Various implementations and use cases of the above-described technology are contemplated. For example, the disclosed sensing platform, which detects measurable amplitude changes in response to specific interactions or sample conditions, can be employed for rapid testing of viruses, bacteria, and other pathogens. Such implementations may be suited for both laboratory environments and at-home diagnostic use.

Beyond pathogen detection, the sensing system may be adapted and calibrated for alternative biomedical or environmental applications, such as:

• • Blood glucose monitoring
  • Cancer detection
  • Food safety inspections

In these contexts, the system can be configured to target specific biomarkers or contaminants, depending on the application. Furthermore, a compact, low-power portable sensor is contemplated, incorporating a transmit-and-receive chip capable of executing the above-described functionality. This enables integration into mobile, wearable, or remote diagnostic platforms, supporting real-time, high-sensitivity detection in diverse settings.

Various embodiments of tissue imaging systems and methods are disclosed herein. It is understood that the features and functionalities described in connection with one embodiment may be applicable to and interchangeable with those of other embodiments presented throughout this disclosure. Such cross-applicability enables modular implementation and flexible system integration across a wide range of imaging and sensing configurations.

Applicant notes that the embodiments and examples described herein are illustrative and non-limiting. Practical implementations may incorporate some or all of the disclosed features, and the inclusion of specific functionalities should not be interpreted as reflecting current or future product plans. Applicant engages in both foundational and applied research, and in certain instances, the described features are being developed or explored on an experimental or exploratory basis.

The terms “connected” or “coupled to” as used herein are intended to encompass both direct coupling—where two elements are in physical contact—and indirect coupling, wherein one or more intermediate elements may be positioned between the coupled elements.

Although the embodiments have been described in detail, it should be understood that various modifications, substitutions, and alterations may be made without departing from the scope of the present disclosure.
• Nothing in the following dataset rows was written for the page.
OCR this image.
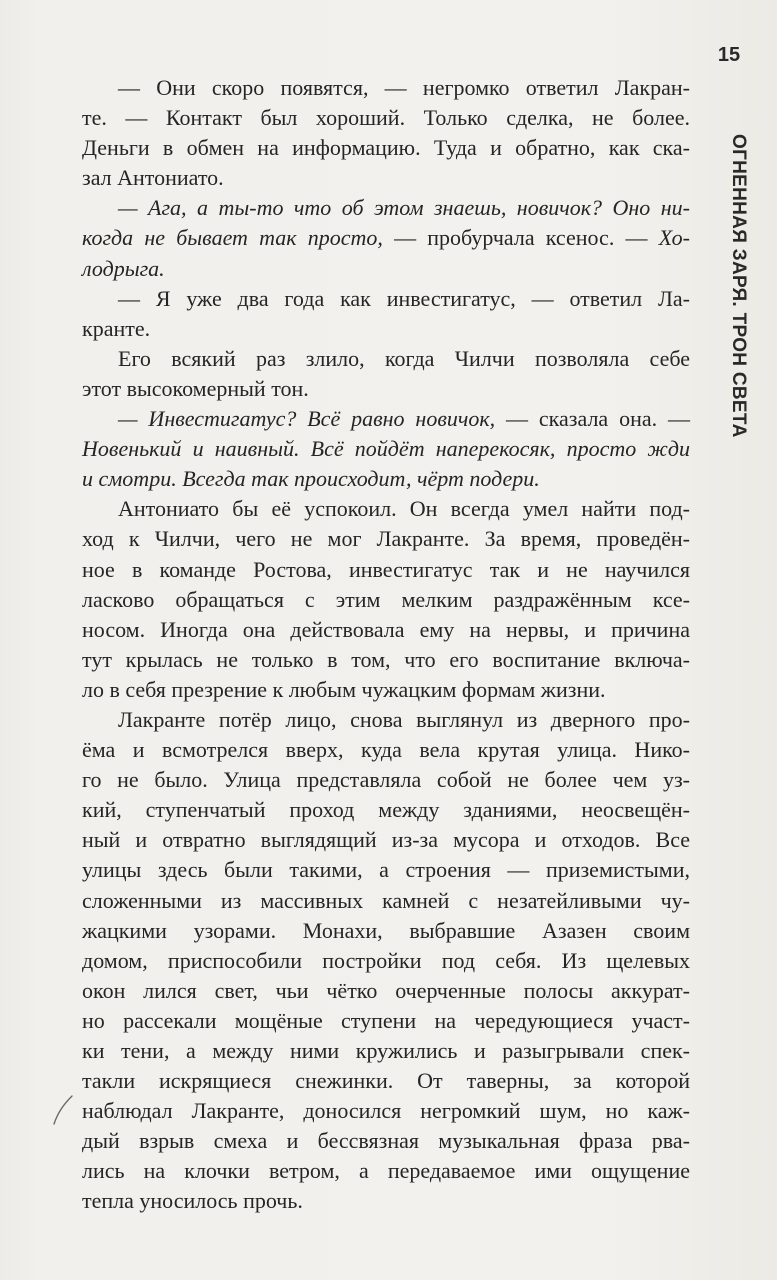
15
ОГНЕННАЯ ЗАРЯ. ТРОН СВЕТА
— Они скоро появятся, — негромко ответил Лакран-
те. — Контакт был хороший. Только сделка, не более.
Деньги в обмен на информацию. Туда и обратно, как ска-
зал Антониато.
— Ага, а ты-то что об этом знаешь, новичок? Оно ни-
когда не бывает так просто, — пробурчала ксенос. — Хо-
лодрыга.
— Я уже два года как инвестигатус, — ответил Ла-
кранте.
Его всякий раз злило, когда Чилчи позволяла себе
этот высокомерный тон.
— Инвестигатус? Всё равно новичок, — сказала она. —
Новенький и наивный. Всё пойдёт наперекосяк, просто жди
и смотри. Всегда так происходит, чёрт подери.
Антониато бы её успокоил. Он всегда умел найти под-
ход к Чилчи, чего не мог Лакранте. За время, проведён-
ное в команде Ростова, инвестигатус так и не научился
ласково обращаться с этим мелким раздражённым ксе-
носом. Иногда она действовала ему на нервы, и причина
тут крылась не только в том, что его воспитание включа-
ло в себя презрение к любым чужацким формам жизни.
Лакранте потёр лицо, снова выглянул из дверного про-
ёма и всмотрелся вверх, куда вела крутая улица. Нико-
го не было. Улица представляла собой не более чем уз-
кий, ступенчатый проход между зданиями, неосвещён-
ный и отвратно выглядящий из-за мусора и отходов. Все
улицы здесь были такими, а строения — приземистыми,
сложенными из массивных камней с незатейливыми чу-
жацкими узорами. Монахи, выбравшие Азазен своим
домом, приспособили постройки под себя. Из щелевых
окон лился свет, чьи чётко очерченные полосы аккурат-
но рассекали мощёные ступени на чередующиеся участ-
ки тени, а между ними кружились и разыгрывали спек-
такли искрящиеся снежинки. От таверны, за которой
наблюдал Лакранте, доносился негромкий шум, но каж-
дый взрыв смеха и бессвязная музыкальная фраза рва-
лись на клочки ветром, а передаваемое ими ощущение
тепла уносилось прочь.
Moreover, the scope of the present application is not intended to be limited to the specific embodiments of processes, machines, manufactures, compositions of matter, means, methods, or steps described herein.

As will be readily appreciated by those of ordinary skill in the art in view of the present disclosure, processes, machines, manufactures, compositions of matter, means, methods, or steps—whether presently existing or subsequently developed—that perform substantially the same function or achieve substantially the same result as the embodiments described herein may be utilized. Accordingly, such alternatives and equivalents are intended to be encompassed within the scope of the present disclosure.

It will be understood that the foregoing examples and illustrations are provided for purposes of explanation and are not intended to be limiting. Rather, they are exemplary in nature, and variations and modifications may be made without departing from the scope of the invention as defined by the appended claims.